China's top law enforcement officials are promising there will be no let up in the get tough on crime policy - in which millions of people had been jailed in the past five years. China's chief judge and prosecutor addressed the annual legislative session of the National People's Congress.

China's top justice officials say they have intensified the crackdown on crime in the past five years and the top targets are corrupt government officials and those who jeopardize state security.

Courts convicted more than three-million people for all types of crime over the past five years. About quarter of those were handed sentences ranging from five years in jail to death.

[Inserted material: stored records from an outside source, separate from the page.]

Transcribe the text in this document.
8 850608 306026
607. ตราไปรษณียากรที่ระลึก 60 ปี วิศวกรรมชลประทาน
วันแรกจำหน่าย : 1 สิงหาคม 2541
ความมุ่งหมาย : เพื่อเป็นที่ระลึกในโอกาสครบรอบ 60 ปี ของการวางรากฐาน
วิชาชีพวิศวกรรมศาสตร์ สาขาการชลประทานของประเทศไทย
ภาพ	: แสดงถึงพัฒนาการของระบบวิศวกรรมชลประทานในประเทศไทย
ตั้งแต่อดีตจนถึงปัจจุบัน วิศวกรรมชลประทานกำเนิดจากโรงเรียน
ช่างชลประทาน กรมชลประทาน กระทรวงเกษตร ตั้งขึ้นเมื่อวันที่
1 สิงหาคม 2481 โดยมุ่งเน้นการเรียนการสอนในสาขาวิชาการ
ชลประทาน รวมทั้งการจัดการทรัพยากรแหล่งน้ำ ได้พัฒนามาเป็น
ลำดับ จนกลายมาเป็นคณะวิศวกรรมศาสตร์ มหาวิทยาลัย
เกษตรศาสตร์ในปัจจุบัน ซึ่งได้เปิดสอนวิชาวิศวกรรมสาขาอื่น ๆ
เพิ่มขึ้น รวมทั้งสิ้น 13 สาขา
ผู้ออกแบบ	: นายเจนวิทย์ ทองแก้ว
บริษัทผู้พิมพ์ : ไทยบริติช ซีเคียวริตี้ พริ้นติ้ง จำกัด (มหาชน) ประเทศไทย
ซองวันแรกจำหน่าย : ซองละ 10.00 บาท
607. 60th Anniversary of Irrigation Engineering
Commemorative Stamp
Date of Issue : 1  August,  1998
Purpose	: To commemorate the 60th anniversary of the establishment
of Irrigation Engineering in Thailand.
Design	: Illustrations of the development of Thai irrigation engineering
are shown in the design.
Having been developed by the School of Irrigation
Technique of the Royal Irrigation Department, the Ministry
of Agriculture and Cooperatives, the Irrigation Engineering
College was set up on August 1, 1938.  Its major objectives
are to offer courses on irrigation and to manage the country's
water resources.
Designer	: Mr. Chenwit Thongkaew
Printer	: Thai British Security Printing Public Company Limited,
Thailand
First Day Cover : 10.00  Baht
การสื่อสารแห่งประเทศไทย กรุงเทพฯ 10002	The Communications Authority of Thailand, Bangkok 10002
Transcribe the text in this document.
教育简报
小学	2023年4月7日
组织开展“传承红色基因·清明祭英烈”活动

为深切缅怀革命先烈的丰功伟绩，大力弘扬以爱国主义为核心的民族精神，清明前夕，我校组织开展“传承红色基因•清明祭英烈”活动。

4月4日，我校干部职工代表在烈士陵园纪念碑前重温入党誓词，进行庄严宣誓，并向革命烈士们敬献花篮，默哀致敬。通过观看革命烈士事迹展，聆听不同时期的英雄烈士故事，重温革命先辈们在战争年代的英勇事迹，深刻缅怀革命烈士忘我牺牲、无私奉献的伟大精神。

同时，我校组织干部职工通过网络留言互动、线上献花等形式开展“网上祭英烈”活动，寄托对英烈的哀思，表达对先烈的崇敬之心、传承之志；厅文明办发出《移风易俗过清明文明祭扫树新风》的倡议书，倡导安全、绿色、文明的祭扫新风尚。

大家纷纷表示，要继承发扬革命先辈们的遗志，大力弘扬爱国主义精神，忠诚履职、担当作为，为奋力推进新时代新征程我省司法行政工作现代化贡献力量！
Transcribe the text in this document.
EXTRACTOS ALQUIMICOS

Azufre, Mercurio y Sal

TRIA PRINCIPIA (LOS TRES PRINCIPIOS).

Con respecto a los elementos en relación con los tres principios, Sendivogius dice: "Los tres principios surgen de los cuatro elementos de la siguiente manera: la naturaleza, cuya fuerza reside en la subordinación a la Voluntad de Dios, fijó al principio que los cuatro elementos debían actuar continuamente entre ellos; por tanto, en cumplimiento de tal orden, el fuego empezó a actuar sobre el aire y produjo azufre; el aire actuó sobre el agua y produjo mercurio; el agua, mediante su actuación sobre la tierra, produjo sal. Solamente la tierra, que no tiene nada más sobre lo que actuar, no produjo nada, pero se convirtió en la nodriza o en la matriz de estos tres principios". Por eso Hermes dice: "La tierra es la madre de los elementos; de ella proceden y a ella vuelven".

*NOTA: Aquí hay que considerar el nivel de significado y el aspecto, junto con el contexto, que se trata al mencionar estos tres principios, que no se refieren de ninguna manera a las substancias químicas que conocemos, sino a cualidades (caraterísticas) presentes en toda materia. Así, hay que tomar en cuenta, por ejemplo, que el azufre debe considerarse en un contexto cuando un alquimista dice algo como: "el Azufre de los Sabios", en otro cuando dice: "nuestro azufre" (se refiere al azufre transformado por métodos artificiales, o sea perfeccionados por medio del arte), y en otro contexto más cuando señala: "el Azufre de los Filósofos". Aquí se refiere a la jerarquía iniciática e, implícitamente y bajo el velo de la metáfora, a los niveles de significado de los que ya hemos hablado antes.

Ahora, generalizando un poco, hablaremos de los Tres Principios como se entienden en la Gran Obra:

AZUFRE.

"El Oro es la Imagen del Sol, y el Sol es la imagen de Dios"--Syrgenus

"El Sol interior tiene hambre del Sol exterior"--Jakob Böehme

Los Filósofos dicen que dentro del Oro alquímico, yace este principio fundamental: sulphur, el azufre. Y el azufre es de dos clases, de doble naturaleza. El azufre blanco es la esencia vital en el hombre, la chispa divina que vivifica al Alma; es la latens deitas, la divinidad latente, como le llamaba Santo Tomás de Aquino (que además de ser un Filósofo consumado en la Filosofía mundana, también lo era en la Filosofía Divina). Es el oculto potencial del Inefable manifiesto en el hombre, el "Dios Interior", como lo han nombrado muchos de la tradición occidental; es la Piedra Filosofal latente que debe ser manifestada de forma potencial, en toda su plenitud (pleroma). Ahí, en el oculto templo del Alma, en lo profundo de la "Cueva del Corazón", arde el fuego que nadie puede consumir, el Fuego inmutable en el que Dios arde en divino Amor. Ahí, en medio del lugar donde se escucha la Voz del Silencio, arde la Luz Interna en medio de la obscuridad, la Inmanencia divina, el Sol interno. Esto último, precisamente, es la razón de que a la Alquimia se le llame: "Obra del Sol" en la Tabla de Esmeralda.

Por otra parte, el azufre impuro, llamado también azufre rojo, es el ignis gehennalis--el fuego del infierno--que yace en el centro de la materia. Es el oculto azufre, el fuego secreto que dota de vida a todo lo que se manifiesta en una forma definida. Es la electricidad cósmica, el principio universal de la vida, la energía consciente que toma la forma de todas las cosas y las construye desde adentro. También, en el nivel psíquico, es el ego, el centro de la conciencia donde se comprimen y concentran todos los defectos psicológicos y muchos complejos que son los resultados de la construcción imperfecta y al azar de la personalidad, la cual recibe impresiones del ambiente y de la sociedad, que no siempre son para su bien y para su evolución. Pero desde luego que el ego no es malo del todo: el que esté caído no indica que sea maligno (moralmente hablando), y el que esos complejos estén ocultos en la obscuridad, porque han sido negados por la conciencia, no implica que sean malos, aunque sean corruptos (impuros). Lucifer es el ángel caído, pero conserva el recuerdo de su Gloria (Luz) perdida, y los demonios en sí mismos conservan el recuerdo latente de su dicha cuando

Giving his work report Tuesday to the National People's Congress, China's top prosecutor Han Zhubin said the government is taking subversion more seriously. He vowed to keep vigorously pursuing terrorists, separatists and evil cults. He says the courts prosecuted more than 3,500 people for subversive activities over the past five years. They include members of the banned meditation group the Falun Gong, ethnic separatist groups, religious extremist forces, and terrorist organizations.

Mr. Han gave no figures on the sentences handed down, but charges of endangering state security carry a maximum penalty of life in prison. China is very secretive about death penalty statistics, but China is believed to execute more people in a year than the rest of the world combined.

Human rights organizations accuse China of misusing subversion charges by applying them to any form of dissent from the Communist Party line. But the government is not sparing Communist Party officials either.

Police investigated almost 13,000 government officials at the county level and above for corruption over the past five years. About half of those involved embezzlement or abuse of more than $120,000 in public funds.

China's Supreme Court chief, Xiao Yang, says prosecutions of more senior officials are up about 65 percent. Mr. Xiao says the courts found more than 2,600 public servants ranked county head or higher guilty of embezzlement or accepting bribes between 1998 and 2002.

More than 83,000 people total have been convicted of economic crimes in the past five years.

China's leaders are anxious to show they are combating official corruption - which is believed to have siphoned off tens of billions of dollars in public funds and eroded public confidence in the government.